Снаружи в закрытые ставни трется назойливый ветер, пенными снежными всплесками летит на другой конец улицы, глухо стучит ледяной крупой по мерзлому брезенту машин. Машины стоят возле последнего дома. В кузовах зажигательные снаряды. Они предназначены для уничтожения деревни. Близится рассвет. Поджигателям пора начинать, но остывшие машины не хотят заводиться. Окоченевшие шоферы и тощий офицер с посиневшим лицом сгрудились перед жарко топящейся печью, поочередно суют в открытую дверцу затвердевшие носки сапог, шмыгают покрасневшими носами. Кажется, никакая сила не выгонит их на мороз.

Сзади машин мелькнула чья-то тень. Сашка остановился, прислушался. Где-то под Рузой отчетливо слышались очереди крупнокалиберных пулеметов. Сашка осторожно обошел машины. У первой впереди торчала заводная ручка. Он вынул ее без труда. У второй пришлось копаться в кабине. Звякнув, упал гаечный ключ.
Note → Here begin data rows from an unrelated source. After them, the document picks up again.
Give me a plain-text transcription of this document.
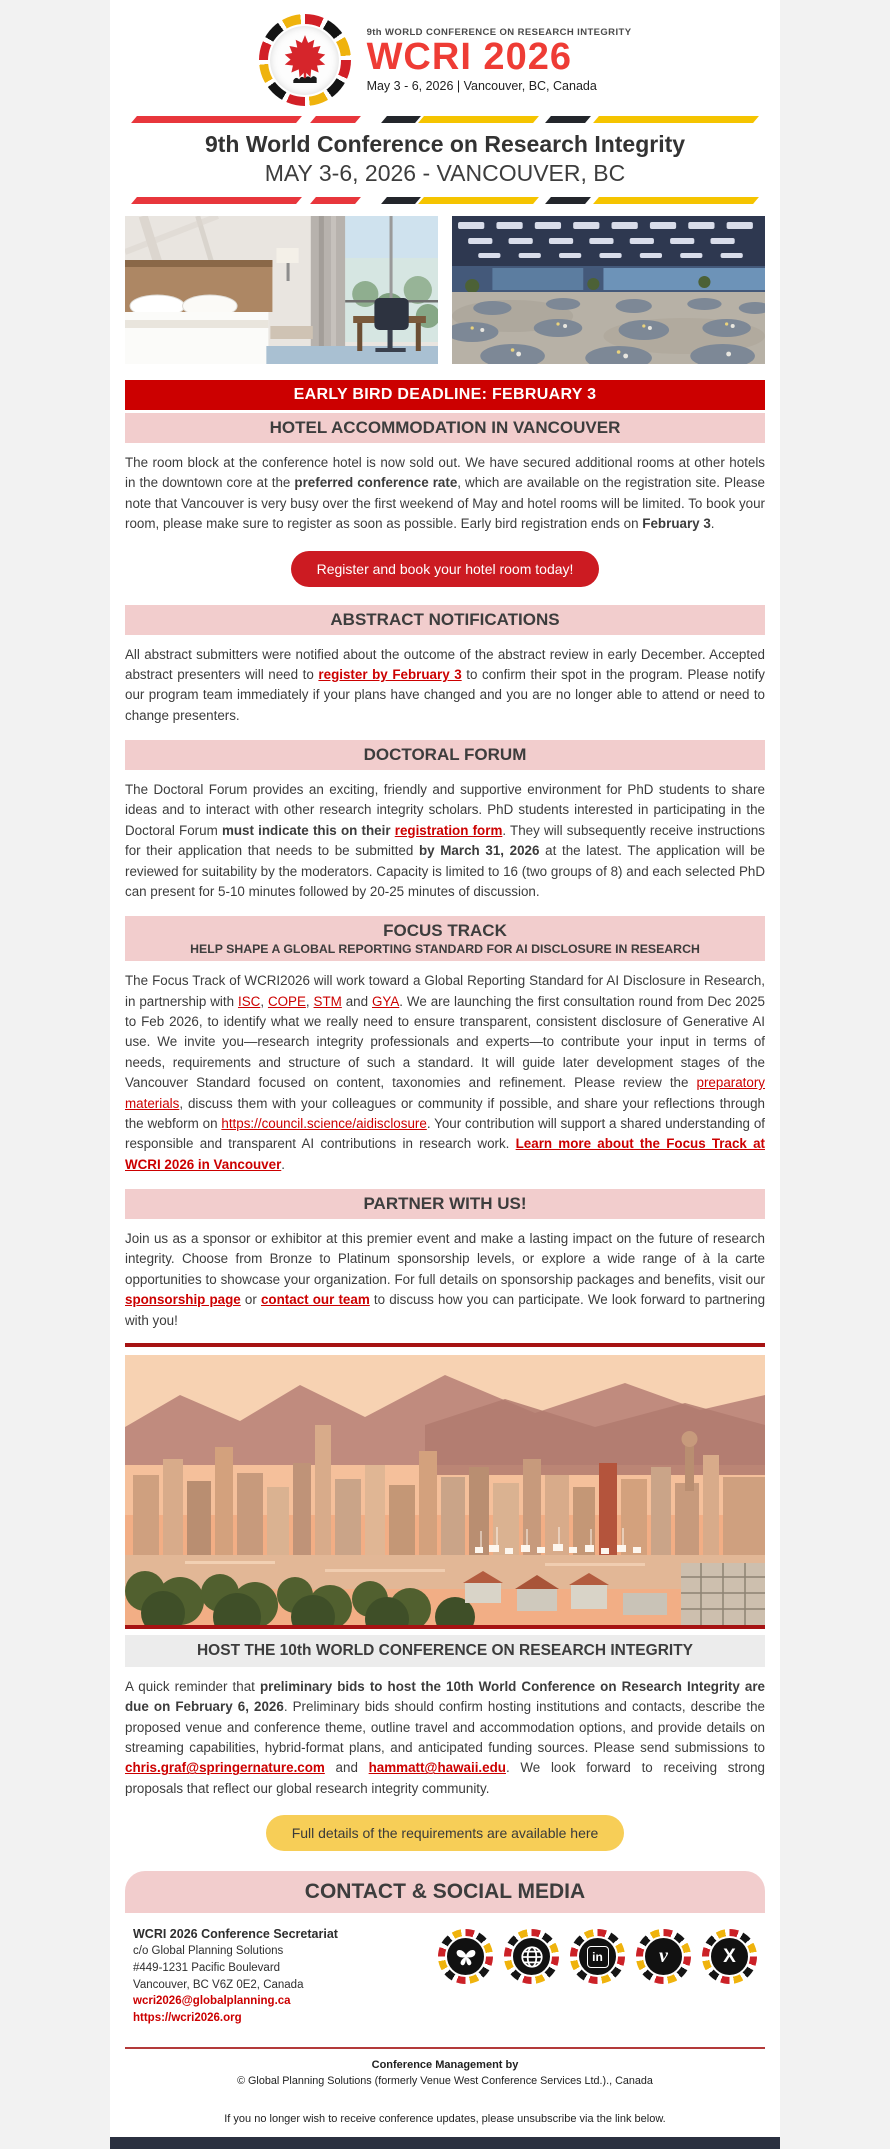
9th WORLD CONFERENCE ON RESEARCH INTEGRITY
WCRI 2026
May 3 - 6, 2026 | Vancouver, BC, Canada
9th World Conference on Research Integrity
MAY 3-6, 2026 - VANCOUVER, BC
EARLY BIRD DEADLINE: FEBRUARY 3
HOTEL ACCOMMODATION IN VANCOUVER

The room block at the conference hotel is now sold out. We have secured additional rooms at other hotels in the downtown core at the preferred conference rate, which are available on the registration site. Please note that Vancouver is very busy over the first weekend of May and hotel rooms will be limited. To book your room, please make sure to register as soon as possible. Early bird registration ends on February 3.

Register and book your hotel room today!
ABSTRACT NOTIFICATIONS

All abstract submitters were notified about the outcome of the abstract review in early December. Accepted abstract presenters will need to register by February 3 to confirm their spot in the program. Please notify our program team immediately if your plans have changed and you are no longer able to attend or need to change presenters.

DOCTORAL FORUM

The Doctoral Forum provides an exciting, friendly and supportive environment for PhD students to share ideas and to interact with other research integrity scholars. PhD students interested in participating in the Doctoral Forum must indicate this on their registration form. They will subsequently receive instructions for their application that needs to be submitted by March 31, 2026 at the latest. The application will be reviewed for suitability by the moderators. Capacity is limited to 16 (two groups of 8) and each selected PhD can present for 5-10 minutes followed by 20-25 minutes of discussion.

FOCUS TRACK
HELP SHAPE A GLOBAL REPORTING STANDARD FOR AI DISCLOSURE IN RESEARCH

The Focus Track of WCRI2026 will work toward a Global Reporting Standard for AI Disclosure in Research, in partnership with ISC, COPE, STM and GYA. We are launching the first consultation round from Dec 2025 to Feb 2026, to identify what we really need to ensure transparent, consistent disclosure of Generative AI use. We invite you—research integrity professionals and experts—to contribute your input in terms of needs, requirements and structure of such a standard. It will guide later development stages of the Vancouver Standard focused on content, taxonomies and refinement. Please review the preparatory materials, discuss them with your colleagues or community if possible, and share your reflections through the webform on https://council.science/aidisclosure. Your contribution will support a shared understanding of responsible and transparent AI contributions in research work. Learn more about the Focus Track at WCRI 2026 in Vancouver.

PARTNER WITH US!

Join us as a sponsor or exhibitor at this premier event and make a lasting impact on the future of research integrity. Choose from Bronze to Platinum sponsorship levels, or explore a wide range of à la carte opportunities to showcase your organization. For full details on sponsorship packages and benefits, visit our sponsorship page or contact our team to discuss how you can participate. We look forward to partnering with you!

HOST THE 10th WORLD CONFERENCE ON RESEARCH INTEGRITY

A quick reminder that preliminary bids to host the 10th World Conference on Research Integrity are due on February 6, 2026. Preliminary bids should confirm hosting institutions and contacts, describe the proposed venue and conference theme, outline travel and accommodation options, and provide details on streaming capabilities, hybrid-format plans, and anticipated funding sources. Please send submissions to chris.graf@springernature.com and hammatt@hawaii.edu. We look forward to receiving strong proposals that reflect our global research integrity community.

Full details of the requirements are available here
CONTACT & SOCIAL MEDIA
WCRI 2026 Conference Secretariat
c/o Global Planning Solutions
#449-1231 Pacific Boulevard
Vancouver, BC V6Z 0E2, Canada
wcri2026@globalplanning.ca
https://wcri2026.org
in	v	X
Conference Management by
© Global Planning Solutions (formerly Venue West Conference Services Ltd.)., Canada
If you no longer wish to receive conference updates, please unsubscribe via the link below.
— Тише ты, — шепнул Леонид, оглядываясь. Ребята замерли. Никого. Пошарив еще немного, Сашка вынул холодную ручку.

— На, держи.

Ребята спрятались за кузов, где не так дуло, огляделись и, прижимая к себе добычу, пропали в темноте.

— Посмотрим, как вы теперь уедете! — Ручки полетели далеко в сугроб. Постояв на дороге и послушав, как гремит за лесом и багровое зарево заливает небо, ребята побежали домой греться.

На рассвете поджигателей настигли конники Доватора. Где укрыться пешему на голом поле? Черный дым стлался над лесом, хмурилось зимнее небо, тускло и холодно, с коротким визгом сверкали клинки, и багровые пятна расплывались на истоптанном снегу.

Наступило утро николина дня.

Пригревшись на полатях, Сашка крепко уснул, во сне разговаривал и плакал и только в середине дня был разбужен шумом и громкими голосами. У печки хлопотала мать. Непривычно возбужденная, раскрасневшаяся от жара, она без умолку болтала, двигая огромными чугунами. Сашка понял, что, пока он спал, произошло что-то необычное. Накинув ватник, он выбежал на улицу и словно в другой мир попал. У каждого дома толпились веселые люди в родных серых шинелях. И Сашка заплакал от счастья.

У колодца возле колхозной конюшни казаки поили лошадей. Три танка стояли сзади школы, а в переулке поместилась походная кухня, и бойцы получали обед, подставляя начищенные котелки. Все это успел разглядеть Сашка, в какие-нибудь полчаса обежавший полдеревни. Он бессознательно улыбался каждому, кто ему встречался, в груди сделалось легко, все пережитое отодвинулось на задний план.

Около сельсовета ему встретился здоровенный казак в черной, как у Чапаева, бурке, с клинком в исцарапанных ножнах. Загребая, как добрый иноходец, кривыми ногами, казак нес брезентовое ведро с овсом. Увидев улыбающегося Сашку, крикнул:

— Что, парень, живем? — и смешно подмигнул.

— Живем! — ответил Сашка и сам удивился, как звонко прозвучал его голос. Здесь же он встретился с Леонидом Дунаевым и Вовкой Фирсовым. У Вовки радостно светились глаза, ему не стоялось на месте, тогда как Леонид был сосредоточен и хмур. Поздоровавшись, он сказал с озабоченным видом:

— Липатыча сейчас видели. Ходит по домам, где разместились командиры.

— Пьяный малость, — вставил Вовка.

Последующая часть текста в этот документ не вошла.